Deep Learning GPU Training System
https://developer.nvidia.com/digits
BSD 3-Clause "New" or "Revised" License
4.12k stars 1.38k forks source link

"detectnet_augmentation_param" layer bounding box transformations #1770

Open bfreskura opened 7 years ago

bfreskura commented 7 years ago

Let's say that I have the augmentation layer written as below:

detectnet_augmentation_param {
    crop_prob: 1.0
    shift_x: 32
    shift_y: 32
    scale_prob: 0.5
    scale_min: 0.5
    scale_max: 2.0
    flip_prob: 0.5
    rotation_prob: 0.8
    max_rotate_degree: 40.0
    hue_rotation_prob: 0.8
    hue_rotation: 30.0
    desaturation_prob: 0.8
    desaturation_max: 0.6
  }

I'm doing object detection and I'm not sure if the proper transformations are also applied to the bounding boxes. I'm referring to the scale, rotation, and flip in particular because they affect the object location in the image. I ran some experiments and it seems that bounding boxes are not affected by these transformations which results in poor results while learning. When I've disabled the above-mentioned transformations, the results significantly improved.

Can someone explain this in more detail?

jveitchmichaelis commented 7 years ago

@barty777 Did you verify the same result for the crop parameter (since presumably that also induces an offset in the bounding box)? I would guess in the case of crops, the shift is small enough (32px by default) that the bounding box would mostly still contain the object, if it was left unchanged.

However this config file is provided with the example KITTI data, and that doesn't seem to be adversely affected - it still trains well. Unless I'm missing something?

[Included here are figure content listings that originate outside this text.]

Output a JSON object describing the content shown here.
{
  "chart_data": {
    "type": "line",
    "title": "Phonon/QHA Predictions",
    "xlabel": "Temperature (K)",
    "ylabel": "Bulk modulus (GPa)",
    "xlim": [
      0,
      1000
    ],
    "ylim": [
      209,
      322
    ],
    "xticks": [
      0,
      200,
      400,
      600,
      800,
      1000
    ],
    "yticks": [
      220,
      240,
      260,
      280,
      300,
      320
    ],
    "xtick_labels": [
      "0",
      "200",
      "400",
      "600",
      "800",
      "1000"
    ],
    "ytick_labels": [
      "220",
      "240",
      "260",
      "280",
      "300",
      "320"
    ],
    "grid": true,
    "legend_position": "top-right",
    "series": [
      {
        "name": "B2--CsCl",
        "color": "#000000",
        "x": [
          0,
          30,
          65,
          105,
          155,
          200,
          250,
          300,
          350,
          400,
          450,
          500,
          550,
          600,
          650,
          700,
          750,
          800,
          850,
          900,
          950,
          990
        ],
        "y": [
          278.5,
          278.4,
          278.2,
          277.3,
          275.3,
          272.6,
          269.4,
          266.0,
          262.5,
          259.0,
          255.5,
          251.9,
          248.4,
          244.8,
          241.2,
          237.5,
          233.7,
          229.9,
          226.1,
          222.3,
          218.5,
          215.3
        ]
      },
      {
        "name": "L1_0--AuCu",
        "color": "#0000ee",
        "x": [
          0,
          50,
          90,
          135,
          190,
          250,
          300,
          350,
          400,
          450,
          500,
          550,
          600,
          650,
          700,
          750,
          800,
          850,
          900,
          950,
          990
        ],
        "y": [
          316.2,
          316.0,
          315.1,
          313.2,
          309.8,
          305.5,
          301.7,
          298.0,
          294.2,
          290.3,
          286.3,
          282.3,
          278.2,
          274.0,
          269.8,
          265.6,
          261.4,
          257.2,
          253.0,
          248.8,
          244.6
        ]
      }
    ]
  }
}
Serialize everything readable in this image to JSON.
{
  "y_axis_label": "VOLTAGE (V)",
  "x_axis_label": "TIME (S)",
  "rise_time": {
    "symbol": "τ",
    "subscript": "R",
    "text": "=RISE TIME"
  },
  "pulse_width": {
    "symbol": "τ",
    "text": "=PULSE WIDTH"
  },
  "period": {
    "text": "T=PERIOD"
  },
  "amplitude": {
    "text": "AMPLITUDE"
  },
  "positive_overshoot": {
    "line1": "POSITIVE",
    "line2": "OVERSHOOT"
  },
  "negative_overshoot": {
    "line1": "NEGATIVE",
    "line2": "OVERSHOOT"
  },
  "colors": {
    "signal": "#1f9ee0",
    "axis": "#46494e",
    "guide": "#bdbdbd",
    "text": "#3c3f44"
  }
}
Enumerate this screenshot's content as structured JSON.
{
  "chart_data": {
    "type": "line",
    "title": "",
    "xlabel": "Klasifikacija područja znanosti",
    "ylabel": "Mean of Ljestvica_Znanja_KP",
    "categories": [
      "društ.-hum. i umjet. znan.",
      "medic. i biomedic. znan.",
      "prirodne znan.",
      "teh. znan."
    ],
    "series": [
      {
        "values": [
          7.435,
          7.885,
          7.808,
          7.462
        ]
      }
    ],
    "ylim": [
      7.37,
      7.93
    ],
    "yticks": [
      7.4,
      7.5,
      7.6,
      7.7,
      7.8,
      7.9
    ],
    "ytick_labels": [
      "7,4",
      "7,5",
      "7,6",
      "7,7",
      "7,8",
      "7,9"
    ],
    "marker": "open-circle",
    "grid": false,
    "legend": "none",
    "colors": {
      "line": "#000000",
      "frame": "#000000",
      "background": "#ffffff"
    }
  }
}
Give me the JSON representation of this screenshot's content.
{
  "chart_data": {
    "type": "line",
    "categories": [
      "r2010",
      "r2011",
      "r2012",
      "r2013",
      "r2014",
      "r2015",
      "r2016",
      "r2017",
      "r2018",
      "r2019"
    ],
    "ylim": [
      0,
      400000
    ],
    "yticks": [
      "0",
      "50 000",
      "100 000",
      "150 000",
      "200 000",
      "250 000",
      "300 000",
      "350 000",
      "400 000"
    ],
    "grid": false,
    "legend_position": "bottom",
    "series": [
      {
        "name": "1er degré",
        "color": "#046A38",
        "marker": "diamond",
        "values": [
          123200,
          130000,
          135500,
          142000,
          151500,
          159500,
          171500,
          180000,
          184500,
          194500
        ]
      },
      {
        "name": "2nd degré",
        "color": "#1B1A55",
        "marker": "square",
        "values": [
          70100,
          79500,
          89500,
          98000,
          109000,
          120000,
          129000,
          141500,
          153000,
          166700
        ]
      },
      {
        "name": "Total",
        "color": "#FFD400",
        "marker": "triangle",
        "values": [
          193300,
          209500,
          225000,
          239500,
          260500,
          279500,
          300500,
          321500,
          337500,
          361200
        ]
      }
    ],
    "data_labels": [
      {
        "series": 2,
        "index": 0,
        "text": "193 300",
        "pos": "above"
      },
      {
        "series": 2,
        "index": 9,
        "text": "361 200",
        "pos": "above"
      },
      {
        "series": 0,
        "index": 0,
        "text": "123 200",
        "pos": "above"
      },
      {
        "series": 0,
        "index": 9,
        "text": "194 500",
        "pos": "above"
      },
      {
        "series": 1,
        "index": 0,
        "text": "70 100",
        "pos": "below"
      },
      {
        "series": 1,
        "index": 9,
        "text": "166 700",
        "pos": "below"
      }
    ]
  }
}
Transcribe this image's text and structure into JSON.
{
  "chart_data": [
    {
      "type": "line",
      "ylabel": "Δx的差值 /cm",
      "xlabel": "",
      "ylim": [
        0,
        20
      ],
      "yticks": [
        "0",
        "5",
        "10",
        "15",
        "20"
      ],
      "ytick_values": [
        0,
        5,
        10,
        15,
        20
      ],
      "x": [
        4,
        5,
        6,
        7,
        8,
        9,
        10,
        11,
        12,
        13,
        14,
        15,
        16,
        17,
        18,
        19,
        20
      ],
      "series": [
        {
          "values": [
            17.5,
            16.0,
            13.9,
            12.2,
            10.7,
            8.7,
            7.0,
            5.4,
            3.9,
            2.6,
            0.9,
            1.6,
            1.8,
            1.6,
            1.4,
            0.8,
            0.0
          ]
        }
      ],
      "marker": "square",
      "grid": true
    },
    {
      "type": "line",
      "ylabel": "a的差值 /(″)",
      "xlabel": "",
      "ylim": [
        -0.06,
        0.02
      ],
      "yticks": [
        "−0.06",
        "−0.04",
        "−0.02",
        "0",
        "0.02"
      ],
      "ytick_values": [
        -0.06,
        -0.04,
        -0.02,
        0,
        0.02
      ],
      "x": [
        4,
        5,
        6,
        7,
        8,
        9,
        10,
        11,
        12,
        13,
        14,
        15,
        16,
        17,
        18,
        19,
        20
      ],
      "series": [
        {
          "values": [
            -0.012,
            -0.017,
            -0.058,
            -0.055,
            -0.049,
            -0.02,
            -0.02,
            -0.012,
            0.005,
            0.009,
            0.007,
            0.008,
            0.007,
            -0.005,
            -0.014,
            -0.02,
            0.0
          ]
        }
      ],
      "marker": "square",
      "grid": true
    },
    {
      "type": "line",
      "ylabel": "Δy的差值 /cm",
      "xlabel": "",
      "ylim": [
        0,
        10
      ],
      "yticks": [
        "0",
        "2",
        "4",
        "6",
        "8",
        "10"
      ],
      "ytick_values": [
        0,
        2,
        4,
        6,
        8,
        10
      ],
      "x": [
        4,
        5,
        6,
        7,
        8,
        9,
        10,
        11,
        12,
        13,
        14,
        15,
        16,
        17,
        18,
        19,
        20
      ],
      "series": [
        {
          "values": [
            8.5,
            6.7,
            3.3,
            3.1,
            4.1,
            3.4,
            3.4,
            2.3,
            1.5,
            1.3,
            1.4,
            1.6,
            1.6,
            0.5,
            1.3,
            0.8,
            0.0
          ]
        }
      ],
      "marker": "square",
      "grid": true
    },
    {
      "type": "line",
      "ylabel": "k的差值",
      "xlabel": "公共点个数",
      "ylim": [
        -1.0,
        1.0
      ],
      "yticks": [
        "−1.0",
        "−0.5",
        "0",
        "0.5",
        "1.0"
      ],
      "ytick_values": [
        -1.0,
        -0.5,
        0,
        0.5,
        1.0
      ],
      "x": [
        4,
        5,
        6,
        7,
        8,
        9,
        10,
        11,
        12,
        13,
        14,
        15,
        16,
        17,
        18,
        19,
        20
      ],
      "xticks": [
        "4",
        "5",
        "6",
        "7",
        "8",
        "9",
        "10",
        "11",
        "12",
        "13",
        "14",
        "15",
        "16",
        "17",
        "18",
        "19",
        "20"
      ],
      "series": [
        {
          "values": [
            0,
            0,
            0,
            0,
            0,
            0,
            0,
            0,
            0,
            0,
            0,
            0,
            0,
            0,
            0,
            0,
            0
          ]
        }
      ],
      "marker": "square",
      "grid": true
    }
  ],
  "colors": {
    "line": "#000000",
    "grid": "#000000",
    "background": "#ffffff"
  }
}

This would certainly corroborate reports from people on here who have said that manually augmenting their data produced better results. Otherwise, if you could rely on the DetectNet augmentations then there should be no need to manually generate datasets with flips etc.

jveitchmichaelis commented 7 years ago

Follow up to this, the augmentation is defined here. There are several functions for the various transformations. Label augmentation is always performed on the CPU, as per here.

Flips, scaling, rotations and crops are covered. So is there a bug somewhere else?